With or without Uber, Twilio grew customer accounts at a fast clip. Without Uber, revenues grew at a 60% clip, suggesting a very healthy business.

Revenues are set to decelerate from the 60% growth rates to sub 30% by Q3 and Twilio isn't exactly a cheap stock. Analysts still expect to see revenues surging to over $450 million next year while the market cap sits at $2.5 billion.

A February purchase by Twitter's (NYSE:TWTR) CEO Jack Dorsey signaled a bottom in that stock in the $16 range. The stock though was significantly cheaper than where Twilio trades now based on a traditional EV/Sales multiple.

TWLO EV to Revenues (Forward) Chart

TWLO EV to Revenues (Forward) data by YCharts

So Twilio isn't an extreme bargain by traditional valuation measures, but two insiders purchased shares on the massive selloff last week. CEO Jeff Lawson bought 100,000 shares at $23.43 for $2.3 million and Director James McGeever bought 10,000 shares for $23.19.

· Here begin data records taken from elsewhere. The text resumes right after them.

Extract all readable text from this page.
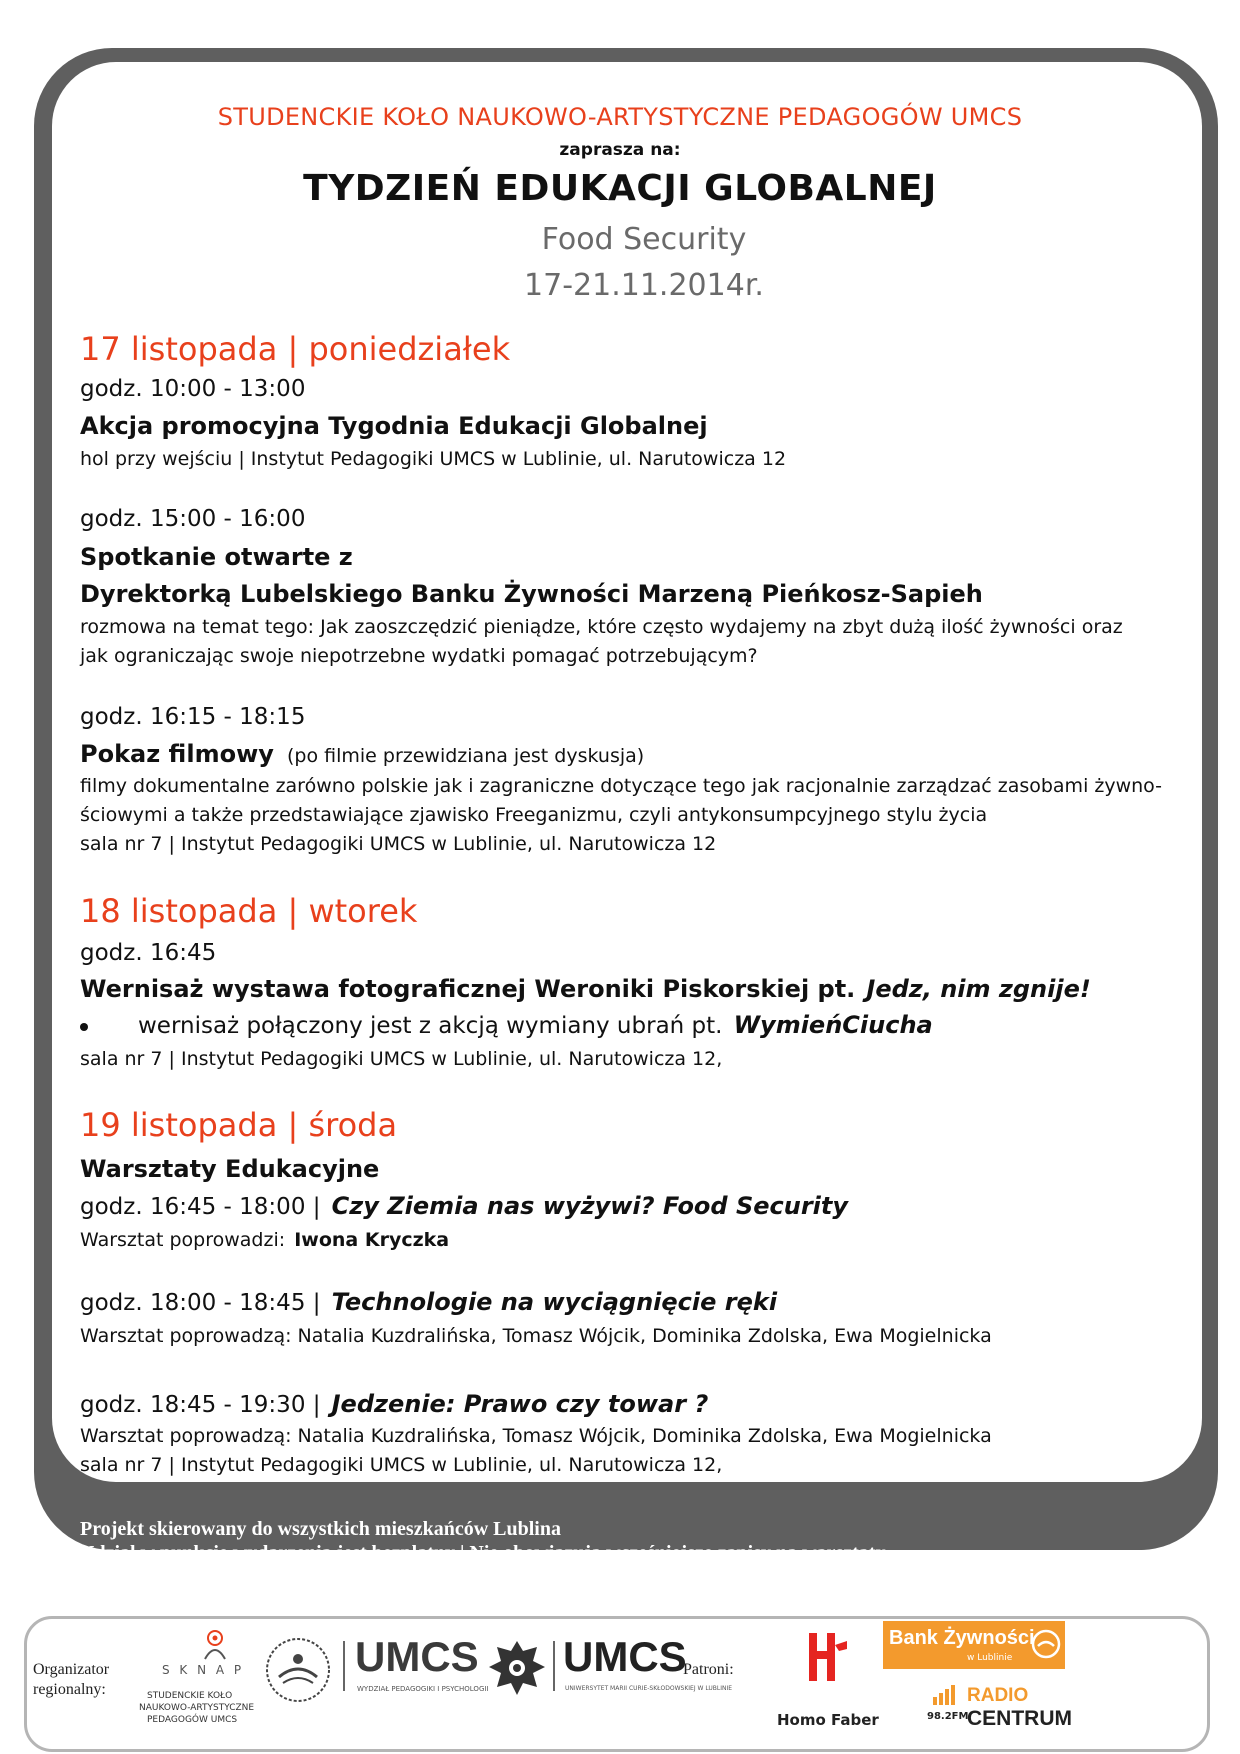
STUDENCKIE KOŁO NAUKOWO-ARTYSTYCZNE PEDAGOGÓW UMCS
zaprasza na:
TYDZIEŃ EDUKACJI GLOBALNEJ
Food Security
17-21.11.2014r.
17 listopada | poniedziałek
godz. 10:00 - 13:00
Akcja promocyjna Tygodnia Edukacji Globalnej
hol przy wejściu | Instytut Pedagogiki UMCS w Lublinie, ul. Narutowicza 12
godz. 15:00 - 16:00
Spotkanie otwarte z
Dyrektorką Lubelskiego Banku Żywności Marzeną Pieńkosz-Sapieh
rozmowa na temat tego: Jak zaoszczędzić pieniądze, które często wydajemy na zbyt dużą ilość żywności oraz
jak ograniczając swoje niepotrzebne wydatki pomagać potrzebującym?
godz. 16:15 - 18:15
Pokaz filmowy (po filmie przewidziana jest dyskusja)
filmy dokumentalne zarówno polskie jak i zagraniczne dotyczące tego jak racjonalnie zarządzać zasobami żywno-
ściowymi a także przedstawiające zjawisko Freeganizmu, czyli antykonsumpcyjnego stylu życia
sala nr 7 | Instytut Pedagogiki UMCS w Lublinie, ul. Narutowicza 12
18 listopada | wtorek
godz. 16:45
Wernisaż wystawa fotograficznej Weroniki Piskorskiej pt. Jedz, nim zgnije!
wernisaż połączony jest z akcją wymiany ubrań pt. WymieńCiucha
sala nr 7 | Instytut Pedagogiki UMCS w Lublinie, ul. Narutowicza 12,
19 listopada | środa
Warsztaty Edukacyjne
godz. 16:45 - 18:00 | Czy Ziemia nas wyżywi? Food Security
Warsztat poprowadzi: Iwona Kryczka
godz. 18:00 - 18:45 | Technologie na wyciągnięcie ręki
Warsztat poprowadzą: Natalia Kuzdralińska, Tomasz Wójcik, Dominika Zdolska, Ewa Mogielnicka
godz. 18:45 - 19:30 | Jedzenie: Prawo czy towar ?
Warsztat poprowadzą: Natalia Kuzdralińska, Tomasz Wójcik, Dominika Zdolska, Ewa Mogielnicka
sala nr 7 | Instytut Pedagogiki UMCS w Lublinie, ul. Narutowicza 12,
Projekt skierowany do wszystkich mieszkańców Lublina
Udział w punkcie wydarzenia jest bezpłatny | Nie obowiązują wcześniejsze zapisy na warsztaty
www.sknap.umcs.lublin.pl | www.teg.edu.pl
Organizator
regionalny:
S K N A P
STUDENCKIE KOŁO
NAUKOWO-ARTYSTYCZNE
PEDAGOGÓW UMCS
UMCS
WYDZIAŁ PEDAGOGIKI I PSYCHOLOGII
UMCS
UNIWERSYTET MARII CURIE-SKŁODOWSKIEJ W LUBLINIE
Patroni:
Homo Faber
Bank Żywności
w Lublinie
98.2FM
RADIO
CENTRUM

The purchases are intriguing considering Twilio priced the IPO down at $15. These executives unloaded shares at a far higher price in the October secondary at $40.

Source: Twilio S-1/A

The CEO sold 830,977 shares and the Director sold 72,861 shares. In total, the executives sold over 900,000 shares and only bought 110,000 shares.

The data supports a tepid buying signal. The executives were clearly more eager to sell at $40 than purchasing shares at $23. The fact that the CEO still owns nearly 8 million shares naturally reduces his willingness to load up on more shares whether Twilio is extremely cheap or not.

The key investor takeaway is that the insider purchases at Twilio were indeed positive though the signals weren't extremely bullish considering the valuation and past sells by the insiders.

Disclosure: I am/we are long TWTR.

I wrote this article myself, and it expresses my own opinions. I am not receiving compensation for it (other than from Seeking Alpha). I have no business relationship with any company whose stock is mentioned in this article.

Additional disclosure: The information contained herein is for informational purposes only. Nothing in this article should be taken as a solicitation to purchase or sell securities. Before buying or selling any stock you should do your own research and reach your own conclusion or consult a financial advisor. Investing includes risks, including loss of principal.